In 1946, a group of Soviet schoolchildren presented then U.S. Ambassador to the Soviet Union Averell Harriman with a wooden 2-foot replica of the Great Seal of the United States.The artifact hung inside the ambassador's office at the U.S. Embassy until in 1952, a security check revealed that a very ingenious listening device--a "bug"--had been inserted inside the replica. Any sound in the room caused a tiny spring to vibrate. Eavesdroppers outside the premises could then measure the vibrations and transform them into sound.
The term "listening device" generally applies to two types of electronic appliances: assistive listening devices for the hearing impaired, and those that are intended for overhearing or recording conversations. For the hearing impaired, assistive listening devices improve hearing through the amplification of sound. Such gadgets include hearing aids and magnetic induction loops. Devices used covertly are often referred to as bugs. These consist of microphones and radio transmitters.
The first assistive listening devices were implemented by simply placing an open hand behind one's ear, thus potentially magnifying sound waves by up to 12 decibels. Throughout history various cultures made use of ear trumpets, which consisted of sea shells, animal horns or wooden and metallic objects that were wide on one end but narrowed toward the ear piece. Experimentation with electronic appliances began in the 1890s, but they remained somewhat impractical until the invention of the transistor made portable hearing aids convenient during the 1950s. The following decades saw even more technological advancement.
Before the existence of electronics, covert-listening devices consisted of little more than ear-size tubes or cylinders that were simultaneously placed against a wall and the ear, thus producing some sound amplification due to the vibrations in the wall. The first known electronic-snooping device was invented in 1945 by Léon Theremin. This was the Great Seal bug that is described above. Since that time, covert-listening devices have become much more advanced, often incorporating laser or infrared technology and no longer needing to be on the premises. Police undercover operations often include wiring their operatives with hidden microphones, thus enabling a remote recording of evidence.
Law enforcement agencies have long been able to perform wire taps--listening to land-based telephone conversations. These are usually performed at the telephone companies providing the service. Today, with the advancement of cellular technology, government and police agencies use highly sophisticated methods of listening to such communications. This is often accomplished through the use of interceptors and recording devices.
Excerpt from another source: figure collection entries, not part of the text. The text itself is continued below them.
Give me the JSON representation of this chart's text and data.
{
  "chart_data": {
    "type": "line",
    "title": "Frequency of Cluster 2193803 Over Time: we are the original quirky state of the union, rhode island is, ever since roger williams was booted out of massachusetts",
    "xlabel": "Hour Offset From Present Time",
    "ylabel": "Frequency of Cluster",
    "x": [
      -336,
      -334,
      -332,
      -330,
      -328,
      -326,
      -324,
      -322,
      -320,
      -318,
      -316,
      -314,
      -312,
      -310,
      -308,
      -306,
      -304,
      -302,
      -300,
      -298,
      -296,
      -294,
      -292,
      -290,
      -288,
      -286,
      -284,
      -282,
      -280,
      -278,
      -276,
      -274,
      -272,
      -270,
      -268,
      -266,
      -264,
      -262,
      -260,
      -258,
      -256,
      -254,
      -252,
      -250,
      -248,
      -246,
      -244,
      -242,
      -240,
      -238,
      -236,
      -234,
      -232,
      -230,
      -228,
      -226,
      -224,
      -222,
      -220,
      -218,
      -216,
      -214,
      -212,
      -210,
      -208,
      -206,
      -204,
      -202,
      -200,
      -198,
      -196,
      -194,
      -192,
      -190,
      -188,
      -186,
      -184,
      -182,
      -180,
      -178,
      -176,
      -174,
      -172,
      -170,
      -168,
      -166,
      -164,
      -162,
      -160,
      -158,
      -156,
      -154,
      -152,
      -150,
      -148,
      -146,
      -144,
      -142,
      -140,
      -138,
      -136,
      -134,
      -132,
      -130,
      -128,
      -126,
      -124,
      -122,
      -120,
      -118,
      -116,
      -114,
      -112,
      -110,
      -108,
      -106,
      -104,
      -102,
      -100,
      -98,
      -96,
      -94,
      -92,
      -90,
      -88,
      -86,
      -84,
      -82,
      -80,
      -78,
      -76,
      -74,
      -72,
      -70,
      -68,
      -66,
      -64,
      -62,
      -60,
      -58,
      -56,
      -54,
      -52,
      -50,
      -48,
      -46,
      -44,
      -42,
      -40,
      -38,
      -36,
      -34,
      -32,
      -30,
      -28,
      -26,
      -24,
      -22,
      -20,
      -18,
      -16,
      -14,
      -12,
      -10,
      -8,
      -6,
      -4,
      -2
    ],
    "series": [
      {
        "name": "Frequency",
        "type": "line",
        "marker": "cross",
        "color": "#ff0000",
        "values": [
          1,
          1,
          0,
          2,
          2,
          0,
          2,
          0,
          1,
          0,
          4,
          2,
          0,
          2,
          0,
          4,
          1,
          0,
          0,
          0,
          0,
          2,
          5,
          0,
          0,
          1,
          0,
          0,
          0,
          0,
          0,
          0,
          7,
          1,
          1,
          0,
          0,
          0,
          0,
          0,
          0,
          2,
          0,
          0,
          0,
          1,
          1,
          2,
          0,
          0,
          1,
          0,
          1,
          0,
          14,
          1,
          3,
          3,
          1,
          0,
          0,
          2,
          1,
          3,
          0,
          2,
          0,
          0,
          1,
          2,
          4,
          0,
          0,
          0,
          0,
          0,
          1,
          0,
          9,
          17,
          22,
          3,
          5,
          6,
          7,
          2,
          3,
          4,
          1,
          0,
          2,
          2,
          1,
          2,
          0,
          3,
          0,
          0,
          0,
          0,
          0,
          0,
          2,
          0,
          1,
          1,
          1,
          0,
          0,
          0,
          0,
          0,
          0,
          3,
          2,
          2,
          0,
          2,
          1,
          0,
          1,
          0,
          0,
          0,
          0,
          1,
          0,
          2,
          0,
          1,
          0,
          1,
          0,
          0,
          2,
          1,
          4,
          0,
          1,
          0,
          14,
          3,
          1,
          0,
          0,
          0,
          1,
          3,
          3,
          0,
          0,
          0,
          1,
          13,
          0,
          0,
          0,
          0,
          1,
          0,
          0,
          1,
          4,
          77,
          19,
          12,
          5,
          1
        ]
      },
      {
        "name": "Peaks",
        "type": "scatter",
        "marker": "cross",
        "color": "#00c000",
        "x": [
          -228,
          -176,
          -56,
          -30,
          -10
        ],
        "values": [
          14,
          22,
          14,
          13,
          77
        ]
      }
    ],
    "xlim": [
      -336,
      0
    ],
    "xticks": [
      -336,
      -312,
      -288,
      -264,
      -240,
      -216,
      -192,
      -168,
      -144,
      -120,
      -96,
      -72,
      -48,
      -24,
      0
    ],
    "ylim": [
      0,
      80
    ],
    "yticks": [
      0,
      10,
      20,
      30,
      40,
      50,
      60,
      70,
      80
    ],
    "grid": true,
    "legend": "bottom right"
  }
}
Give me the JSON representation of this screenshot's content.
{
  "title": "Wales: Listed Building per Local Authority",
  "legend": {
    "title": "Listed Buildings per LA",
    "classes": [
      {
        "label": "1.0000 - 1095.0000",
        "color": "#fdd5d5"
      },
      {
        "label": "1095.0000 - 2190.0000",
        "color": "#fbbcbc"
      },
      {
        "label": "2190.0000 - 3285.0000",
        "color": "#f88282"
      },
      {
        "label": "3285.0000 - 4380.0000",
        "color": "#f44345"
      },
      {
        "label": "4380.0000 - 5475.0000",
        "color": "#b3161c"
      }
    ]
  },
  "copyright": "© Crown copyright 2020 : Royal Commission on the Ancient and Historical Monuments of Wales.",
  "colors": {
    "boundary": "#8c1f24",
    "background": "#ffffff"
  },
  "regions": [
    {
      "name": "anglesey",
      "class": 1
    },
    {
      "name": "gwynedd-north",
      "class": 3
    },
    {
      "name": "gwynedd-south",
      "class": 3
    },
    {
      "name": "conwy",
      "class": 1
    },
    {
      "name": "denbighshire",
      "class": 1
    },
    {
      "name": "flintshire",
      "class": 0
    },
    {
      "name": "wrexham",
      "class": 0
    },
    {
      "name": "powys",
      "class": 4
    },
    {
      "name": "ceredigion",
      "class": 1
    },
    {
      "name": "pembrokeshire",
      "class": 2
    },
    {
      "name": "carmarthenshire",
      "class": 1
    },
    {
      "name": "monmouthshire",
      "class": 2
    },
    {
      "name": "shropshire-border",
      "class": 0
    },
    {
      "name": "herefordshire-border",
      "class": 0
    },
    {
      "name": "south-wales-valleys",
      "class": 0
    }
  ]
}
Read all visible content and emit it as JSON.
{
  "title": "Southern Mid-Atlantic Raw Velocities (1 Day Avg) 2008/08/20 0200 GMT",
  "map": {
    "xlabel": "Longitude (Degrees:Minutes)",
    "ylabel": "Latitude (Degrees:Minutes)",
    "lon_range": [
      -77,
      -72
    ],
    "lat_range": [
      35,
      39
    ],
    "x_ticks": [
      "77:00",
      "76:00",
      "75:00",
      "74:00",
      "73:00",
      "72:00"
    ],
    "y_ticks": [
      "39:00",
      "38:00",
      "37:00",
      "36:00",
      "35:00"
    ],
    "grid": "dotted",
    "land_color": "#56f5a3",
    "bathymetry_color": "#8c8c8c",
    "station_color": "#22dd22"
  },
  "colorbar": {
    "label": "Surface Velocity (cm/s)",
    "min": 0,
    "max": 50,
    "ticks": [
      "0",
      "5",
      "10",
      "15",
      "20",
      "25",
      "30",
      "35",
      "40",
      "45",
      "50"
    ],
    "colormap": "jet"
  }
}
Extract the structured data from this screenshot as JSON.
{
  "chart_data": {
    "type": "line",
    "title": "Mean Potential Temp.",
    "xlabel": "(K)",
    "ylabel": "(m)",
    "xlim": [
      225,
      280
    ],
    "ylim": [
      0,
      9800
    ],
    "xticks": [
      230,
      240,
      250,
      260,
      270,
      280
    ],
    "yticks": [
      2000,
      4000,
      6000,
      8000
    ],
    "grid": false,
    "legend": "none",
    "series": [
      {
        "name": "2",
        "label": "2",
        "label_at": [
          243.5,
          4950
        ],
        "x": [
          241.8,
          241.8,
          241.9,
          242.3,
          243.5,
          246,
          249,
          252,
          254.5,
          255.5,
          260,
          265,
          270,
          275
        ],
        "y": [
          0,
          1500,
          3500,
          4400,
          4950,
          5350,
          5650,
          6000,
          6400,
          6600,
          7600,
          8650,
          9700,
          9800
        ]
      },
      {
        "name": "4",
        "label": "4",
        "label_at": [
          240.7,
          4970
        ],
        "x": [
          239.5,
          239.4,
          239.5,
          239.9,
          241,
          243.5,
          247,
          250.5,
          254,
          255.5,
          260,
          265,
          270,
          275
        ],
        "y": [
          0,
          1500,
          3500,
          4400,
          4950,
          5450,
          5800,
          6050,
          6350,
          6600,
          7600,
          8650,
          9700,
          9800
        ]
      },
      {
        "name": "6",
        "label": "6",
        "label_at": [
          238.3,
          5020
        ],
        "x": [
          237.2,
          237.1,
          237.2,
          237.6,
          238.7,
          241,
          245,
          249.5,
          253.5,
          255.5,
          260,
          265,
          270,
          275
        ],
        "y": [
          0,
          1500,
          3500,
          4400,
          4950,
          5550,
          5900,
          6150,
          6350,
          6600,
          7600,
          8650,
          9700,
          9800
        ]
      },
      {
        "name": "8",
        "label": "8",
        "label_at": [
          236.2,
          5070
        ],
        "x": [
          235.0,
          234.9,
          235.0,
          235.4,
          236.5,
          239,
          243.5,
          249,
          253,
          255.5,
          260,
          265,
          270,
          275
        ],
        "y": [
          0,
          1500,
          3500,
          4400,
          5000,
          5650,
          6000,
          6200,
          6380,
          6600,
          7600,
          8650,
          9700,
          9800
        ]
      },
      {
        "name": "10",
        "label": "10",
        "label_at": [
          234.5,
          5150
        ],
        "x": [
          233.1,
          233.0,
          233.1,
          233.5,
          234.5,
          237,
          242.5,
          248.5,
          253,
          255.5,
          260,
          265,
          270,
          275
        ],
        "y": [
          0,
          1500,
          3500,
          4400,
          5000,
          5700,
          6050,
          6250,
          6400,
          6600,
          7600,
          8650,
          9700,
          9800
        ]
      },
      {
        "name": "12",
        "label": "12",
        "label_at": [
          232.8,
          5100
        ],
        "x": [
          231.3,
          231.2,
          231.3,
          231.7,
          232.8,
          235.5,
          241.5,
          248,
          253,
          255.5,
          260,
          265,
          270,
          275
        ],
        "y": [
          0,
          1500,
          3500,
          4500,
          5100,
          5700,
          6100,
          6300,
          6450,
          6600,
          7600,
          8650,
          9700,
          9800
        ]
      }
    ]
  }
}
Magnifying the Undetectable
The bionic ear sound amplifier is a somewhat covert device that is available commercially, enjoys a moderate degree of popularity and employs newly acquired technology. Sometimes used by birdwatchers and other nature observers, this device consists of headphones, a microphone and a sound amplifier that looks somewhat like a satellite dish. It is capable of augmenting faint sounds by 40 decibels from up to 100 yards away.
Since the mid-20th century, electronic technology has increased the usefulness and effectiveness of listening devices exponentially for the hearing impaired, law enforcement, covert government operations and nature lovers. Covert eavesdropping on private conversations, however, should only be performed by authorized police or government agents, as such activities are illegal for all others.